En 1907, Henry James engage une nouvelle secrétaire. Theodora Bosanquet, qui demeura à son service jusqu’à la mort de l’écrivain. Rebaptisée Frieda Wroth, elle est la voix de cet étonnant roman dont on ne sait plus vraiment qui est l’auteur, tant Michiel Heyns est un virtuose du style jamesien. Combinant faits et fiction, il recrée la petite ville de Rye et la société gravitant autour du Maître : la vie à Lamb House – la grande maison de brique où se croisent et se recroisent les domestiques imperturbables –, les invités bavards et indiscrets, la famille James (le docte professeur William, sa femme et leurs deux enfants), la redoutable meneuse des suffragettes, une medium et ses séances de spiritisme, les jeunes disciples mâles de James, sont oublier Max le chien – tous emportés dans une sorte de tourbillon.
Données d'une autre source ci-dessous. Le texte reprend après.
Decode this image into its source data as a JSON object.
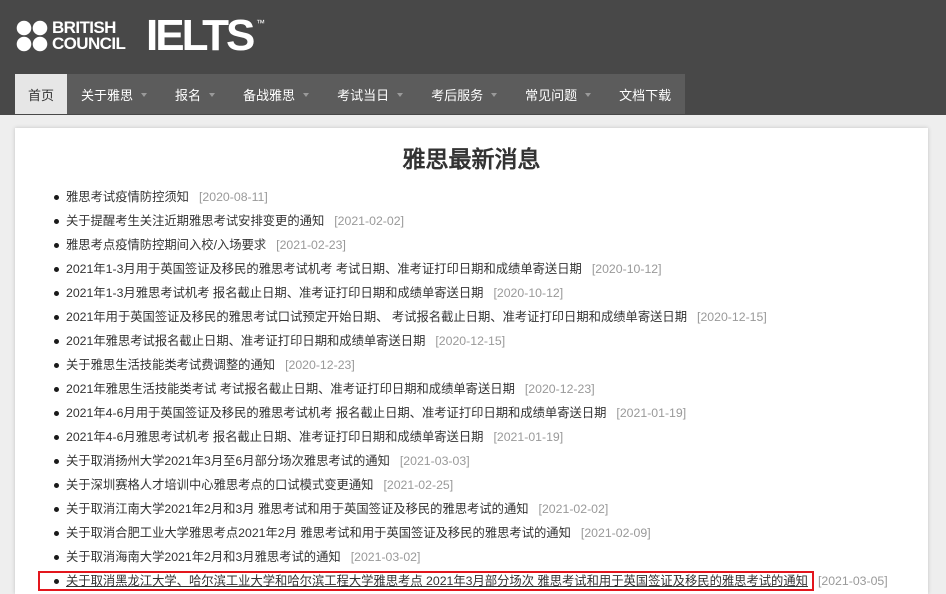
{
  "header": {
    "brand_line1": "BRITISH",
    "brand_line2": "COUNCIL",
    "product": "IELTS",
    "trademark": "™"
  },
  "nav": {
    "items": [
      {
        "label": "首页",
        "active": true,
        "has_dropdown": false
      },
      {
        "label": "关于雅思",
        "active": false,
        "has_dropdown": true
      },
      {
        "label": "报名",
        "active": false,
        "has_dropdown": true
      },
      {
        "label": "备战雅思",
        "active": false,
        "has_dropdown": true
      },
      {
        "label": "考试当日",
        "active": false,
        "has_dropdown": true
      },
      {
        "label": "考后服务",
        "active": false,
        "has_dropdown": true
      },
      {
        "label": "常见问题",
        "active": false,
        "has_dropdown": true
      },
      {
        "label": "文档下载",
        "active": false,
        "has_dropdown": false
      }
    ]
  },
  "news": {
    "title": "雅思最新消息",
    "items": [
      {
        "title": "雅思考试疫情防控须知",
        "date": "[2020-08-11]"
      },
      {
        "title": "关于提醒考生关注近期雅思考试安排变更的通知",
        "date": "[2021-02-02]"
      },
      {
        "title": "雅思考点疫情防控期间入校/入场要求",
        "date": "[2021-02-23]"
      },
      {
        "title": "2021年1-3月用于英国签证及移民的雅思考试机考 考试日期、准考证打印日期和成绩单寄送日期",
        "date": "[2020-10-12]"
      },
      {
        "title": "2021年1-3月雅思考试机考 报名截止日期、准考证打印日期和成绩单寄送日期",
        "date": "[2020-10-12]"
      },
      {
        "title": "2021年用于英国签证及移民的雅思考试口试预定开始日期、 考试报名截止日期、准考证打印日期和成绩单寄送日期",
        "date": "[2020-12-15]"
      },
      {
        "title": "2021年雅思考试报名截止日期、准考证打印日期和成绩单寄送日期",
        "date": "[2020-12-15]"
      },
      {
        "title": "关于雅思生活技能类考试费调整的通知",
        "date": "[2020-12-23]"
      },
      {
        "title": "2021年雅思生活技能类考试 考试报名截止日期、准考证打印日期和成绩单寄送日期",
        "date": "[2020-12-23]"
      },
      {
        "title": "2021年4-6月用于英国签证及移民的雅思考试机考 报名截止日期、准考证打印日期和成绩单寄送日期",
        "date": "[2021-01-19]"
      },
      {
        "title": "2021年4-6月雅思考试机考 报名截止日期、准考证打印日期和成绩单寄送日期",
        "date": "[2021-01-19]"
      },
      {
        "title": "关于取消扬州大学2021年3月至6月部分场次雅思考试的通知",
        "date": "[2021-03-03]"
      },
      {
        "title": "关于深圳赛格人才培训中心雅思考点的口试模式变更通知",
        "date": "[2021-02-25]"
      },
      {
        "title": "关于取消江南大学2021年2月和3月 雅思考试和用于英国签证及移民的雅思考试的通知",
        "date": "[2021-02-02]"
      },
      {
        "title": "关于取消合肥工业大学雅思考点2021年2月 雅思考试和用于英国签证及移民的雅思考试的通知",
        "date": "[2021-02-09]"
      },
      {
        "title": "关于取消海南大学2021年2月和3月雅思考试的通知",
        "date": "[2021-03-02]"
      },
      {
        "title": "关于取消黑龙江大学、哈尔滨工业大学和哈尔滨工程大学雅思考点 2021年3月部分场次 雅思考试和用于英国签证及移民的雅思考试的通知",
        "date": "[2021-03-05]",
        "highlighted": true,
        "underlined": true
      }
    ]
  },
  "colors": {
    "page-bg": "#eeeeee",
    "header-bg": "#484848",
    "nav-bg": "#5c5c5c",
    "active-tab-bg": "#e6e6e6",
    "link-text": "#333333",
    "date-text": "#999999",
    "highlight-border": "#e3161d"
  }
}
Appréciée pour sa compétence, frustrée de n’être guère plus que la dactylographe du grand homme, qui la fascine mais qu’elle observe d’un œil critique, prise au centre d’une tragi-comique histoire de lettres compromettantes dont les principaux acteurs sont la terrifiante Edith Wharton et le beau Morton Fullerton, les deux amis de cœur de Mr James, Frieda s’efforce, elle, d’obéir au dictum du Maître : « profitez de la vie autant que vous le pouvez ; c’est une erreur que de ne pas le faire. » Mais vivre a aussi un prix : Amours, tromperies, jeux de dupes, subtilité des esprits, tout est réuni pour faire de ce roman un enchantement de lecture.

Ce que j’en dis :

Frieda Wroth est la nouvelle dactylographe du romancier Henry James. Ce choix n’en était pas vraiment un au départ, mais Frieda a dû trouver un emploi après la mort de sa mère et, pour une jeune fille ayant des envies d’écriture, côtoyer l’un des plus grands romanciers de son temps et assister à la naissance de ses oeuvres est un réel privilège dont Frieda profite tous les jours. Autour d’Henry James gravitent ceux qui viennent régulièrement lui rendre visite dans sa maison de Rye : sa famille, frères et soeur, neveux et nièces, les uns partageant avec Henry James une sorte d’hypocondrie familiale, les autre turbulents et tapageurs comme peuvent l’être des enfants. Mais on y croise aussi la grande amie d’Henry James, Edith Wharton, qu’il surnomme l’Ange de la dévastation, et qui entre Paris et l’Amérique parcourt la campagne anglaise à toute vitesse dans sa voiture, ainsi que Morton Fullerton, journaliste à Paris.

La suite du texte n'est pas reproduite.